Thorn andò alla finestra e le voltò le spalle. Adesso la faccia di Duun era illuminata, e la sua in ombra. — Non prendermi in giro. Non posso… — (Non posso, pesciolino?) Ci fu del silenzio.

— Le trasmissioni giungono a intervalli regolari — disse Duun con voce calma. — Per la maggior parte si ripetono. Cos’è che dicono?

— Te l’ho spiegato cosa dicono.

— M’incoraggi.

— Per cosa? — Thorn guardò la finestra: la vicinanza distruggeva l’illusione, la rendeva solo luce e buio privi di significato.
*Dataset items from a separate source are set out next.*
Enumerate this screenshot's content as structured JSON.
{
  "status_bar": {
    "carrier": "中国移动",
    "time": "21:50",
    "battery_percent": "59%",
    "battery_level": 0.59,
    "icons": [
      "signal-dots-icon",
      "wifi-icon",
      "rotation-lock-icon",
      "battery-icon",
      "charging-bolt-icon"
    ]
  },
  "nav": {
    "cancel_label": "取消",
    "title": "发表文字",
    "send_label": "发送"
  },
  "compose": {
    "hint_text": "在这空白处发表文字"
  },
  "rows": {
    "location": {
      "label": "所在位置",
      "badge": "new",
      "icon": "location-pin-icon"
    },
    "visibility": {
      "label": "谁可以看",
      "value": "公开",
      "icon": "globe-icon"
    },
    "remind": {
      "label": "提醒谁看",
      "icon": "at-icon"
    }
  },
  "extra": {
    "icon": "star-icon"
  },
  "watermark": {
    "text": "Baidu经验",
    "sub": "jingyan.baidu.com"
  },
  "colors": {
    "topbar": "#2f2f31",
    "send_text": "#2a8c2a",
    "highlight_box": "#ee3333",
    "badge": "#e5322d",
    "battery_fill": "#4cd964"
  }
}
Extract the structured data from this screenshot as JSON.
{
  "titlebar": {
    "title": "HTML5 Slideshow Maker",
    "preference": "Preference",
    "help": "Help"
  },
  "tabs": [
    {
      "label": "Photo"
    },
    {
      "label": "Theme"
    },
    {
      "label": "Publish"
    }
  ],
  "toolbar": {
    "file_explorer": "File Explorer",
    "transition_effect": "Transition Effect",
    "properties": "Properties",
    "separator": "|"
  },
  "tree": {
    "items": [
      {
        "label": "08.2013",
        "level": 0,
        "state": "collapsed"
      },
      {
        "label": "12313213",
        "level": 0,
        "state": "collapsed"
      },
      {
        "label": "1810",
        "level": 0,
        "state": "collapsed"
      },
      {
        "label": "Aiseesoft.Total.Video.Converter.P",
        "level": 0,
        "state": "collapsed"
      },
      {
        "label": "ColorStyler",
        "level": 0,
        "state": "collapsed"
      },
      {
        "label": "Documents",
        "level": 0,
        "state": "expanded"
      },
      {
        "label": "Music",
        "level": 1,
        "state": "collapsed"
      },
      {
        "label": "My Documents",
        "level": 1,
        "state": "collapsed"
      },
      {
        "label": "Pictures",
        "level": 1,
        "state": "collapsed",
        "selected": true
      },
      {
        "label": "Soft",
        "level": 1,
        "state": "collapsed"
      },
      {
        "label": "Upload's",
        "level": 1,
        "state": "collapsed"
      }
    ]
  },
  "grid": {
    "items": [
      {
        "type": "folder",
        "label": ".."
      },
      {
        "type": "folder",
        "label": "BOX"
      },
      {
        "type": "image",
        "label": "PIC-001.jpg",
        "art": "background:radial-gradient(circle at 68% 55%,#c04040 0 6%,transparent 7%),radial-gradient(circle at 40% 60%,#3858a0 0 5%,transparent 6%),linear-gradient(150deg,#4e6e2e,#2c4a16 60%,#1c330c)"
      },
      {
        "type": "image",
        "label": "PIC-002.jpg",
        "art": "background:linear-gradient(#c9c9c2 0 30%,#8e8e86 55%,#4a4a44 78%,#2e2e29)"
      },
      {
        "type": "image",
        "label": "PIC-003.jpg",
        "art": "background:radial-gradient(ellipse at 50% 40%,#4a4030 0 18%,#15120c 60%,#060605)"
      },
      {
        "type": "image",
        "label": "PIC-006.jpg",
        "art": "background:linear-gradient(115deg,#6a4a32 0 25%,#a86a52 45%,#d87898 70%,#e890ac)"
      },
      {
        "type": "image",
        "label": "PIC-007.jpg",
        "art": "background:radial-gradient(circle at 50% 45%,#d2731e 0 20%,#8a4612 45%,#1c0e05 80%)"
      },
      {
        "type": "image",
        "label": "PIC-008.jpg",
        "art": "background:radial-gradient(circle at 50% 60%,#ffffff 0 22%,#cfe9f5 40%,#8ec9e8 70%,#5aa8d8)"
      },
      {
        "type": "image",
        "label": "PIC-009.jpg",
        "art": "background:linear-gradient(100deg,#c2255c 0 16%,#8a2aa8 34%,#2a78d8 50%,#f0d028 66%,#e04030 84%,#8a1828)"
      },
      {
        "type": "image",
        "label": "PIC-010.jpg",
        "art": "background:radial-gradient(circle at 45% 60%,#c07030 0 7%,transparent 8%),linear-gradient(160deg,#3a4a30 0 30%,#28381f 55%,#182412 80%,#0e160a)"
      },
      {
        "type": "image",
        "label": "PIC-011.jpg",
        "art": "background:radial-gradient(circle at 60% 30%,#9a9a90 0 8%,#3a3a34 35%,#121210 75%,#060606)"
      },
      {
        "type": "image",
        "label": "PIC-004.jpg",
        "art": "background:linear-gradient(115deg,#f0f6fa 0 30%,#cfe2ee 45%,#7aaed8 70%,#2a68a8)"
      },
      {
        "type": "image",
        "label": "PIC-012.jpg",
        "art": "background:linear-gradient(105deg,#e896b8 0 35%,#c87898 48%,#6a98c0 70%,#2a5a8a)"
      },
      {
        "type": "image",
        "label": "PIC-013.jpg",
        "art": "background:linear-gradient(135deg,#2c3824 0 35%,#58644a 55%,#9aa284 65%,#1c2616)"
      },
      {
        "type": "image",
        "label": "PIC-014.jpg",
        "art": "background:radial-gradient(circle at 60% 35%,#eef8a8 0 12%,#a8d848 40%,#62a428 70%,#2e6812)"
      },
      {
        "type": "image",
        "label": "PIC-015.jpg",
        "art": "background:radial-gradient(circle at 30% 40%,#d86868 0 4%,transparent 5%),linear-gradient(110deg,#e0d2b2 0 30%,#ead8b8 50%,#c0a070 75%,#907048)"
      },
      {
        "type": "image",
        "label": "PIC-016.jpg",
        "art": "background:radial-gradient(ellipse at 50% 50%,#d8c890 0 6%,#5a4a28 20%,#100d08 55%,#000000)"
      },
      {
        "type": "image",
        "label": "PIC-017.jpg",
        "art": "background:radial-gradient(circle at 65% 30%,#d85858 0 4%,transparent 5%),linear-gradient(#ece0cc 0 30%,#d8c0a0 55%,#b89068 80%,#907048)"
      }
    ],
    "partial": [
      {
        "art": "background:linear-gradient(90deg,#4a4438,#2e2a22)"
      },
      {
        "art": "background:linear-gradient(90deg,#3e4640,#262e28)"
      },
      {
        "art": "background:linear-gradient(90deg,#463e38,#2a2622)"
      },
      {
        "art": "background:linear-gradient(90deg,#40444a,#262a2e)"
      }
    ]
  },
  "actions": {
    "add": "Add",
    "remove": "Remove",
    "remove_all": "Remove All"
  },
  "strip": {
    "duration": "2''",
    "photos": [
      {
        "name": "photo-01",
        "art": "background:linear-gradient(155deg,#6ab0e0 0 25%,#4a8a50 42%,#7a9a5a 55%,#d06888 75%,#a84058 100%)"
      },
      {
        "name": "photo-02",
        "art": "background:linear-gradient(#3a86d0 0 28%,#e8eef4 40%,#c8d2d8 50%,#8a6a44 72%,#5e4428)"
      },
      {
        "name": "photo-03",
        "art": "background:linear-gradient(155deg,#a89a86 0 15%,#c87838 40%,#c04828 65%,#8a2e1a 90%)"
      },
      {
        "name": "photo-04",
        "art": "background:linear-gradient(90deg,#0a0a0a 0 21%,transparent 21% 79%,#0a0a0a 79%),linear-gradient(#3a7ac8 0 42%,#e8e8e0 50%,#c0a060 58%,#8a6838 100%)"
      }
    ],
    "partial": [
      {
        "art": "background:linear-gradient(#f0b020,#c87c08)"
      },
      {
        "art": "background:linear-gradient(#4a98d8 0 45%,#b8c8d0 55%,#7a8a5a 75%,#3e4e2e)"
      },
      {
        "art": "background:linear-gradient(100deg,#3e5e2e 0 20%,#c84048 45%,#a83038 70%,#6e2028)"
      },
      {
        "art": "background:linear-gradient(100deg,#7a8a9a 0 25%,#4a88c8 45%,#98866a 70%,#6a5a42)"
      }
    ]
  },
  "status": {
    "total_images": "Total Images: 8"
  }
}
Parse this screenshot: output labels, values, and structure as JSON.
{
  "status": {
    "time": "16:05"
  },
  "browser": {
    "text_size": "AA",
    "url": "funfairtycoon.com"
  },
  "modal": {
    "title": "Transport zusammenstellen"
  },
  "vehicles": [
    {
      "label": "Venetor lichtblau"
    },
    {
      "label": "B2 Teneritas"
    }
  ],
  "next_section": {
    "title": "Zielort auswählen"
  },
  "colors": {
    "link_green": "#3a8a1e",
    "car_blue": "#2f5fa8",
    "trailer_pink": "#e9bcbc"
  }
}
Girò lo sguardo altrove. — È per questo che hanno paura di me?

— Ho preso un alieno. L’ho tenuto fra le braccia, l’ho nutrito, riscaldato… era piccolo, ma sarebbe cresciuto. L’ho portato su una montagna, e ho vissuto da solo con lui. Ho dormito sotto lo stesso tetto, l’ho fatto arrabbiare, l’ho incoraggiato e sollecitato e ho avuto incubi, pesciolino: ho sognato che si rivoltava contro di me. E delle volte, quando lo stringevo, mi veniva la pelle d’oca. Ecco le cose che ho fatto.

(Duun… oh dei, Duun…) Era al di là del dolore.

— … Sono stato più che onesto con lui. Gli ho dato tutto quello che avevo da dare. Ho fatto un passo dopo l’altro. L’ho reso shonun. Gli ho insegnato. Ho discusso con lui. Ho scoperto la sua mente, e pezzo dopo pezzo gli ho dato tutto ciò che sapevo insegnare. Ogni occasione. Sei cresciuto shonun. Nessuno sapeva cosa sarebbe venuto fuori. Quando dissi a Ellud che ti avrei reso hatani, rimase inorridito. Quando il mondo lo seppe… ci fu quasi il panico. Non importa: tu ne rimanesti all’oscuro. Quando ho detto a Ellud che ti avrei portato davanti alla Corporazione… be’, farti hatani era già grave; i loro giudizi erano limitati. Ma farti entrare nella Corporazione! È stato un vero e proprio terremoto. E tu hai vinto. Hai vinto Tangen. Hai fatto tutto, pesciolino.

— Mi ami, Duun?

(Affondo e ritirata). Duun sorrise. C’era tristezza in quel sorriso, e soddisfazione. — Questa è una domanda hatani.

— Fui istruito dal migliore.

(Secondo attacco). La bocca di Duun si strinse dal lato ferito. — Voglio raccontarti una storia, pesciolino.

— È una bella storia?

— È la storia di come ho perso le dita. Te lo sei sempre chiesto, vero? Nessuno chiede ai propri parenti quelle cose che veramente vuole sapere… dopo che uno è cresciuto. E non si scoprono mai quali sono le domande giuste, fino a quando non sono troppo personali per farle.

— È stata colpa mia?

— Ah. Ho penetrato la tua guardia.

— Raccontami la storia, Duun.

— Eravamo agli inizi… Sono sicuro che Sagot ti ha raccontato quasi tutto: la Corporazione tanun ci portò nello spazio, il primo passo. La luna. Una stazione. Poi arrivarono le compagnie. Avevamo delle basi scientifiche, qua e là: hatani, ghota, tanun… di kosan non molte. Un sacco di gente comune impegnata a fare quello che fa la gente comune… soprattutto i soldi; o studiavano. Il mondo se la cavava abbastanza bene, a quei tempi. Poi apparve una nave. — La faccia di Duun si sollevò leggermente, indicando la finestra, le luci. — Quella là fuori.